2. Stories create engaging contexts for language learning

Research as well as our experiences as teachers and learners tell us that we learn best through engaging and imaginative contexts, through tasks where we can involve our cognition, emotions, and creativity. Good stories will meet these requirements: they engage learners’ minds and emotions through relatable situations and characters, and they challenge learners to think about what they read.

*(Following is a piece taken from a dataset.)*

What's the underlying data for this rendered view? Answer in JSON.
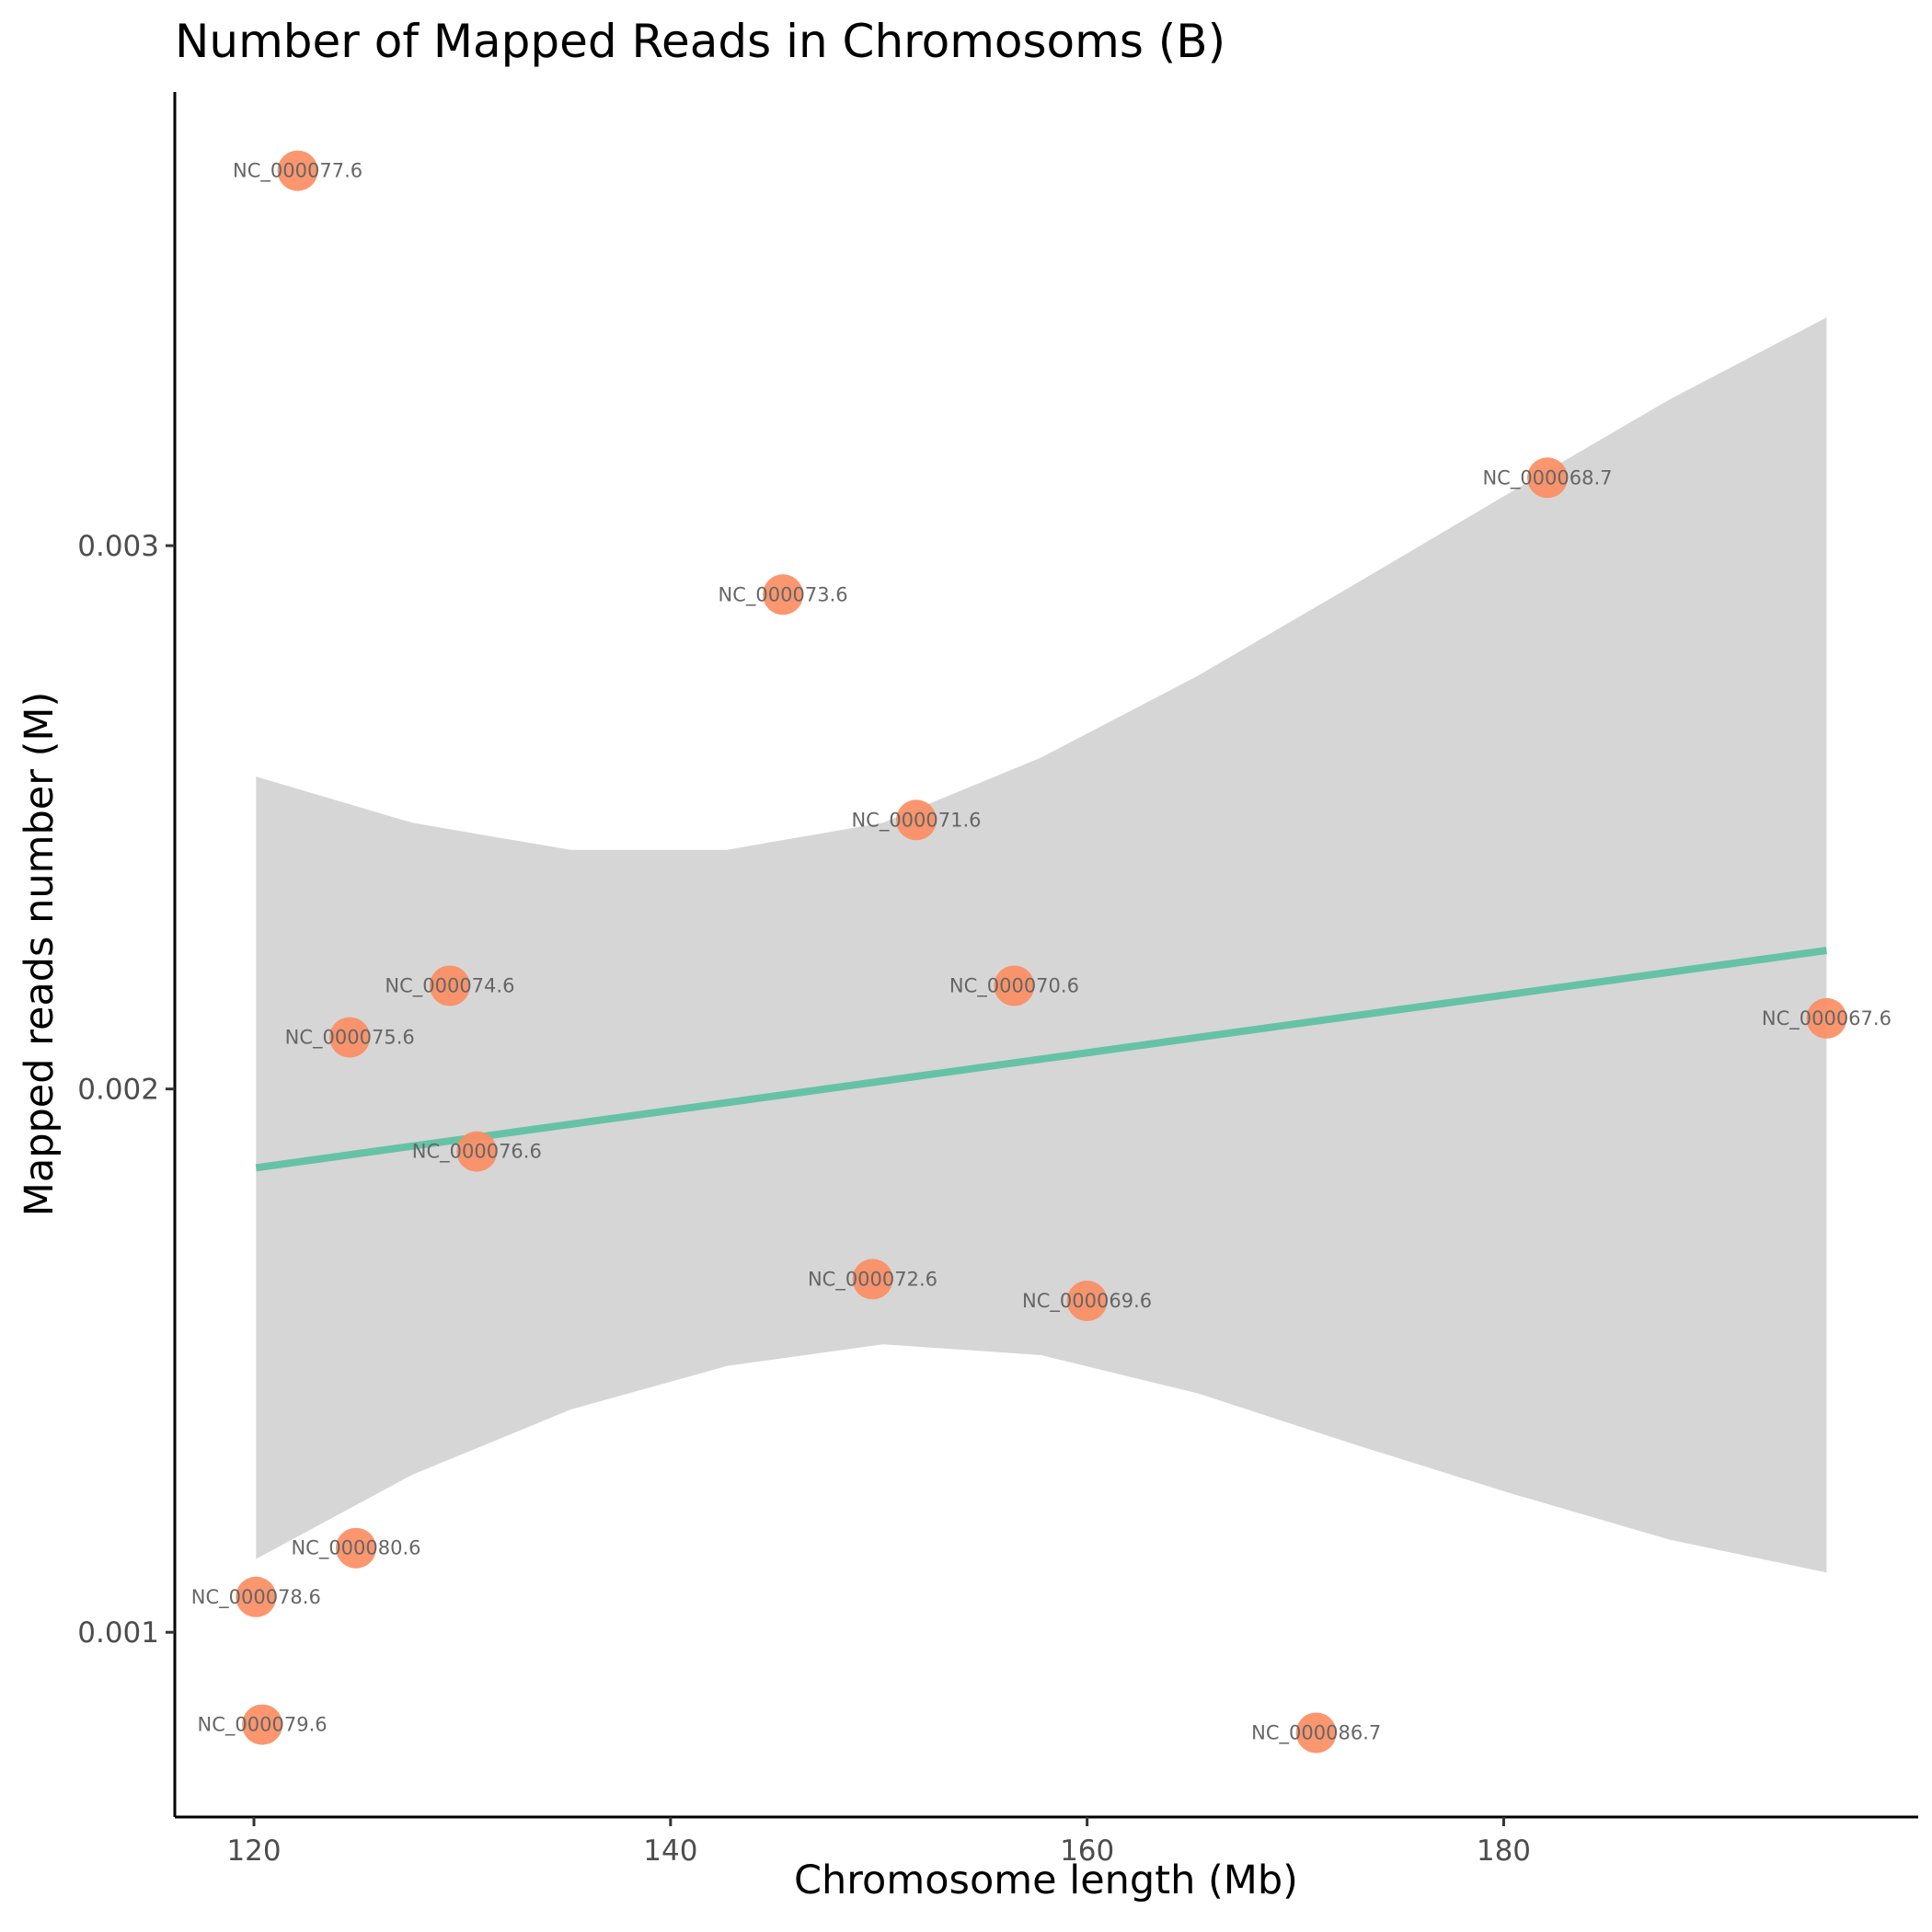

Beside boosting learners’ motivation, stories also support language development: new words and language structures are more easily understood, remembered when they are embedded in a narrative context. Regular exposure to stories and extensive reading in and outside the classroom can be significant sources of incidental vocabulary learning, while they also promote the acquisition of language structures, and the language style used in stories (Krashen, 1993). Research also highlights that the acquisition of new words is most successful when students find the readings culturally relevant: in Elley’s study (1989) word recall was more significant when the students found the story emotionally engaging.

3. Stories provide opportunities for interaction

If stories deal with themes and topics that students find relatable, they can become good starting points for a discussion. Classroom-based studies reveal that in literature-based foreign language classes teachers ask significantly more genuine questions, and student output is more extensive and includes more negotiation than in classes where discussions revolve around coursebook texts (Ghosn, 2013; Lugossy, 2012). This is the reason why, when using young adult fiction in the foreign language class, the story-based discussion and follow-up tasks can be just as important in terms of language benefits as the reading itself. Using stories creates room for a dialogue in which learners construct their knowledge of language, literacy and other subjects in interaction with one another and with the teacher.

Main Ideas why stories are important

The main ideas what stories are important in the language classroom are that stories:

  • organize and transmit human knowledge
  • are crucial in developing personal and social identities and in building communities
  • boost motivation in the classroom
  • provide the basis for social interaction and language learning in the language class
  • form the basis for speaking, reading, listening and writing tasks.

Egan, K. (1998). Teaching as storytelling: An alternative approach to teaching and the curriculum. London, UK: Routledge
Elley, W. (1989). Vocabulary acquisition from listening to stories. In Reading Research Quarterly, 24(2), 174-189. doi:10.2307/747863
Ghosn, I-K. (2013). Storybridge to second language literacy: The theory, research and practice of teaching English with children’s literature. Charlotte, NC: Information Age Publishing Inc.
Krashen, S. (1993). The power of reading. Englewood, CO: Libraries Unlimited.
Lugossy, R. (2012). Constructing meaning in interaction through picture books. CEPS Journal, 2(3), 97-117.
Schank, R. C., & Abelson, R. P. (1995). Knowledge and memory: The real story. In R. S. Wyer Jr.(Ed.), Advances in social cognition. Volume VIII (pp. 1-85). Hillsdale: Lawrence Erlbaum Associates.